Shortly after relocating from Munich to Rome in 1982 Ratzinger was given access to details outlining the true extent of the paedophile scandal in the RC Church and commented on the "filth" within the church. The chronology is now generally recognised by church papers, but following John Paul II’s death in 2005, as Ratzinger emerged as a favourite, the quote was released to Catholic papers as if he’d just said it, the inference being that he’d been referring to his competitors. Knowing his views on beast priests, was a faction in the Papacy moving to keep Ratzinger off St Peter's chair?
I’m not presenting Ratzinger as a saint – the Vatican's equation of homosexuality with paedophilia> will live in infamy. But he has struck blows against beast priests in the US, Ireland and the powerful Legionaries of Christ, any one of which could be seen as marching on Moscow.
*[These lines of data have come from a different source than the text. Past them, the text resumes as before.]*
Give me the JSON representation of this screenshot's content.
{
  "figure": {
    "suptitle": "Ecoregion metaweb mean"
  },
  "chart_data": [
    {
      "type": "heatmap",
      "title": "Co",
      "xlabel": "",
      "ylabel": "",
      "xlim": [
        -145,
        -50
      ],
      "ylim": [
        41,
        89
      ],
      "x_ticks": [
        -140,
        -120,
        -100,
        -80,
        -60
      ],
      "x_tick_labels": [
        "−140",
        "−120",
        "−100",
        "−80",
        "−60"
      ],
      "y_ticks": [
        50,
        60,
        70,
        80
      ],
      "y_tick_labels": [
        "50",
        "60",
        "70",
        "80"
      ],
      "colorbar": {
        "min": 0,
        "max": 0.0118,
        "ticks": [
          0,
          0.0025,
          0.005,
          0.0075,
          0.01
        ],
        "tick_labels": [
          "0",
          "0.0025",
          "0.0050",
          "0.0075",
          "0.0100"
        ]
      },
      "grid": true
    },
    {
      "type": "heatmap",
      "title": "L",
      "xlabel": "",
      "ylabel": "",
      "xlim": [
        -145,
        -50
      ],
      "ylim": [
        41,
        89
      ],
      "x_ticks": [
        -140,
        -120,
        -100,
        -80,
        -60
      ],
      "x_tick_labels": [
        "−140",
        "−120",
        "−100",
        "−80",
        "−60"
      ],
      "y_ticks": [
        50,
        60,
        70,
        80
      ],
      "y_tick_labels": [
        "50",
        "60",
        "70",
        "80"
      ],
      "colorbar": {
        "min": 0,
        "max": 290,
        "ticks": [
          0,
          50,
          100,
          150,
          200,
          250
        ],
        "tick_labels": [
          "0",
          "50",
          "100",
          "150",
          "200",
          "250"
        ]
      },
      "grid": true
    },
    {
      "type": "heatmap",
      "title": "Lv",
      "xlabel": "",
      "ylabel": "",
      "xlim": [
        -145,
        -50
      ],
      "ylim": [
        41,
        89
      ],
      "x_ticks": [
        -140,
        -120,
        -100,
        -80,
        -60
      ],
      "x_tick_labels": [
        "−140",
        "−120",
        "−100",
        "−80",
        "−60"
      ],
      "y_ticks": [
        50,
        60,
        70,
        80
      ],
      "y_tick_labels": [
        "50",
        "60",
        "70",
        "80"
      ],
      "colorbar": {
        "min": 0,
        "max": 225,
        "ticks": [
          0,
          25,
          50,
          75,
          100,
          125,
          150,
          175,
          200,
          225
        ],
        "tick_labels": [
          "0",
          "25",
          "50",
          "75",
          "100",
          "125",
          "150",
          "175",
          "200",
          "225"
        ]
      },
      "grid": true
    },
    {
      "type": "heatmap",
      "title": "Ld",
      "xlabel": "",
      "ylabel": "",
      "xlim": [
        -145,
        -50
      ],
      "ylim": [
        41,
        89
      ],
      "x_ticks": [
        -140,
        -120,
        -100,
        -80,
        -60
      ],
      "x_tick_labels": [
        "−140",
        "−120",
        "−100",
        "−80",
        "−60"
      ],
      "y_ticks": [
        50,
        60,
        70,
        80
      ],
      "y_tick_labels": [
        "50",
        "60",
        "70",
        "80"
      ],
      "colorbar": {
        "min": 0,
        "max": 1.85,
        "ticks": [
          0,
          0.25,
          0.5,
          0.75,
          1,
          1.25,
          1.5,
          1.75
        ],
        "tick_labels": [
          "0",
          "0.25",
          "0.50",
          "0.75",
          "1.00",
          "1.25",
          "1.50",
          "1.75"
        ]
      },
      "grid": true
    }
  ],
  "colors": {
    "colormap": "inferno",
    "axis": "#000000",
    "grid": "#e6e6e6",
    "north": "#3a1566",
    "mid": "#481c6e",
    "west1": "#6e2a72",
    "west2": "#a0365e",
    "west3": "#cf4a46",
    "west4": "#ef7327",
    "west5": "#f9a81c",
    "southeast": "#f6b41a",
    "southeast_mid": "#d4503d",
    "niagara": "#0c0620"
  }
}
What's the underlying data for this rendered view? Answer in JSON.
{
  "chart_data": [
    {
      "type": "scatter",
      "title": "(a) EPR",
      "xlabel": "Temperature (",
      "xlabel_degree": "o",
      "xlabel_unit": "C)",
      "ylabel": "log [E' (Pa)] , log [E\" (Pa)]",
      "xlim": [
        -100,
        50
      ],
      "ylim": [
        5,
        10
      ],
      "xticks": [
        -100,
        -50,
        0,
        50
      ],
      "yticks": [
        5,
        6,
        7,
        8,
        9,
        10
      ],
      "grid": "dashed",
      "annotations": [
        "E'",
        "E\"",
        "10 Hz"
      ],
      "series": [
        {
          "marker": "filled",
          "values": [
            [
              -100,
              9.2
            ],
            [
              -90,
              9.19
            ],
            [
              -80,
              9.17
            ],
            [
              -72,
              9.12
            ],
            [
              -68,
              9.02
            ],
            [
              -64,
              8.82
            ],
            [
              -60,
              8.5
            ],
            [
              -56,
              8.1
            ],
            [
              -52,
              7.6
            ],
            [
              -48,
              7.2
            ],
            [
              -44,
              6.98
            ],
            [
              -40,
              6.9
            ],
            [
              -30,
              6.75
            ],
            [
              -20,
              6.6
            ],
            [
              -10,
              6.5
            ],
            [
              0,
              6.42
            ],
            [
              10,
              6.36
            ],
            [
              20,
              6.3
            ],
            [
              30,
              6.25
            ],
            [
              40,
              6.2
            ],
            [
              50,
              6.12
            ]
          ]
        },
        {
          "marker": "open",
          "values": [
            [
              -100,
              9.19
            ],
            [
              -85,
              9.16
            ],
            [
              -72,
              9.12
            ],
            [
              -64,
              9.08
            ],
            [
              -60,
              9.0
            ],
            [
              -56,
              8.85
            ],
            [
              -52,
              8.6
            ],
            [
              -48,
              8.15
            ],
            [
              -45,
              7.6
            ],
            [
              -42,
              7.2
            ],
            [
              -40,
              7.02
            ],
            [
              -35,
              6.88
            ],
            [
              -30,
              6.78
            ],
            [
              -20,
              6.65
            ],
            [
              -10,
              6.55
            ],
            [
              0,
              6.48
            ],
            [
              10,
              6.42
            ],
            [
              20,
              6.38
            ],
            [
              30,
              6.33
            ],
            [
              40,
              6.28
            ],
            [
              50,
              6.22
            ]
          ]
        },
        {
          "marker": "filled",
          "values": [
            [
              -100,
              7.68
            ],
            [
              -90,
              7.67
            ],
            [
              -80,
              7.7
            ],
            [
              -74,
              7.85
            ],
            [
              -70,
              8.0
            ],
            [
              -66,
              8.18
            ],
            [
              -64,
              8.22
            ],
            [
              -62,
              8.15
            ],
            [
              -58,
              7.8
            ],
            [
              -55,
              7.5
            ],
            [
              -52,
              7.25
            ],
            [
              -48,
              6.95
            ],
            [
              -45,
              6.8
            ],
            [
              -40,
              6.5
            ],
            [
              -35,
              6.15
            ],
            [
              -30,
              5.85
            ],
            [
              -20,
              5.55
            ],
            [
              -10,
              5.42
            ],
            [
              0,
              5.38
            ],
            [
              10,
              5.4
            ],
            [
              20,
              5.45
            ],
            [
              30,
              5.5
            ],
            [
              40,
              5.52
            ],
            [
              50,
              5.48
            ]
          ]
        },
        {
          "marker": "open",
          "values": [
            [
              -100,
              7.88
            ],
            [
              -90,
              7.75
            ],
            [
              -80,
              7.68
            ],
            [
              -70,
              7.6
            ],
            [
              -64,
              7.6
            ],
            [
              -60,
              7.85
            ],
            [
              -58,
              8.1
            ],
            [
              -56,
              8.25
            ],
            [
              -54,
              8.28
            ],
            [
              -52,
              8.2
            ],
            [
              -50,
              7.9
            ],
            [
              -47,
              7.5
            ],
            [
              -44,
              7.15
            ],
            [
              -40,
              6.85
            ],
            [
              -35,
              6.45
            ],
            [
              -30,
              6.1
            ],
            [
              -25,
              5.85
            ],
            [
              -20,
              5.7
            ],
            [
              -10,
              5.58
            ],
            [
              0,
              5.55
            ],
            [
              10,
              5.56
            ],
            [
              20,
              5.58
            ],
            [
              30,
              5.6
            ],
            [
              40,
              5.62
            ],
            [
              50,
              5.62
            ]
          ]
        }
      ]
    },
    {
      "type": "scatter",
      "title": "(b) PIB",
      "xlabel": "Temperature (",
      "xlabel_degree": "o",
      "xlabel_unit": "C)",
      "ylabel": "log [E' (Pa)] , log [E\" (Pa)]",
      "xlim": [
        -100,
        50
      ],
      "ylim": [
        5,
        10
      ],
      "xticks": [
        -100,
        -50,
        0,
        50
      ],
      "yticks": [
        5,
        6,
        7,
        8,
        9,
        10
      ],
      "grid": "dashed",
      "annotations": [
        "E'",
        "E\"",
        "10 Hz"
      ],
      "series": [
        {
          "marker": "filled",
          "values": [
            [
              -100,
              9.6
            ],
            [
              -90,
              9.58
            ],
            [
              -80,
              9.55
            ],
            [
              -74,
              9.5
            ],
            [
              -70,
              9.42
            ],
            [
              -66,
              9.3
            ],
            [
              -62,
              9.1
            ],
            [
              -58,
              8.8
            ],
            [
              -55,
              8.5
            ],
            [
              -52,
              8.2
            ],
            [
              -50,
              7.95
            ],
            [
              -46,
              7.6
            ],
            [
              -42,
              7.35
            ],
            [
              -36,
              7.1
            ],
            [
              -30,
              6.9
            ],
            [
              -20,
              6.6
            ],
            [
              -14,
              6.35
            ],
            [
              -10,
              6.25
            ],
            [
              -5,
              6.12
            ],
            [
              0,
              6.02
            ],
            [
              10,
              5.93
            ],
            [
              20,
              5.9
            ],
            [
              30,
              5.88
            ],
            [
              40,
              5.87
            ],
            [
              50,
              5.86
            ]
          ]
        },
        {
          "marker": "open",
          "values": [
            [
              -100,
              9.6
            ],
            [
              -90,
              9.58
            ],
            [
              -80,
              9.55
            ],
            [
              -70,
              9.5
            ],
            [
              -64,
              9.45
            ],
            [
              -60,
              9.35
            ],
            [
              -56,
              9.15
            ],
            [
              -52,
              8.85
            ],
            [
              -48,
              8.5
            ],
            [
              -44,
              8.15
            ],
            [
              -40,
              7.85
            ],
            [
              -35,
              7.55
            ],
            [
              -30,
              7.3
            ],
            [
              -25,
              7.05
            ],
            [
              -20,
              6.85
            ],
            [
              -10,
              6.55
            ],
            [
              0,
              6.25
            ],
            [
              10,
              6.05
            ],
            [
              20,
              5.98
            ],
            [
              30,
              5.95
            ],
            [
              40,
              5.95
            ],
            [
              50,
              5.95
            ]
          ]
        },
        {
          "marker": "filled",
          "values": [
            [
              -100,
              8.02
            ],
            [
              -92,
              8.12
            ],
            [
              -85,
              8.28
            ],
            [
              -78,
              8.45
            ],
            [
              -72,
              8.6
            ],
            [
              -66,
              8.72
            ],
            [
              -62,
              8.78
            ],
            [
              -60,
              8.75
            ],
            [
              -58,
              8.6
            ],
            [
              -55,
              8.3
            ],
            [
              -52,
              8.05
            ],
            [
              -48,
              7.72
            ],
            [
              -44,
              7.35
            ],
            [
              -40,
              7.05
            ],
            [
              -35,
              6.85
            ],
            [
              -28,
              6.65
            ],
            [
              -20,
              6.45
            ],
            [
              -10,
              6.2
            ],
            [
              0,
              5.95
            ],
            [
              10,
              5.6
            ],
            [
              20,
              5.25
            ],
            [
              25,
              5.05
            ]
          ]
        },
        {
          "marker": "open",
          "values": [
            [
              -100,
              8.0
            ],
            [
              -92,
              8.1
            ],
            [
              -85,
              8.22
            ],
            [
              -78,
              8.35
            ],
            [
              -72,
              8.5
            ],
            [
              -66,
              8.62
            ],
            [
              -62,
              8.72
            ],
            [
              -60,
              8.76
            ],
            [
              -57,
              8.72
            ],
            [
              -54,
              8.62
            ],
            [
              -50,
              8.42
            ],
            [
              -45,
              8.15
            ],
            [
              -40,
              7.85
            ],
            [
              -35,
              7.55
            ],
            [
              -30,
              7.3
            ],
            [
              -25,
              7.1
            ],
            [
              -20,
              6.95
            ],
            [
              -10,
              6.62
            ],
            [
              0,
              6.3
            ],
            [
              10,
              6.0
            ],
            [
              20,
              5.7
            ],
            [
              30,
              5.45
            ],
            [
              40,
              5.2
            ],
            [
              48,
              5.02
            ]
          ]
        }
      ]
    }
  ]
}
But clerical abuse doesn't happen in a vaccuum: for instance, social workers in Glasgow knowingly returned fleeing children to abusive nuns in Nazareth House and later claimed they’d had nowhere else to put the children. When the media gives equal weight to the enabling of abuse by social workers and others (such as Margaret Hodge), their pursuit of a then junior player might seem less ideologically fuelled.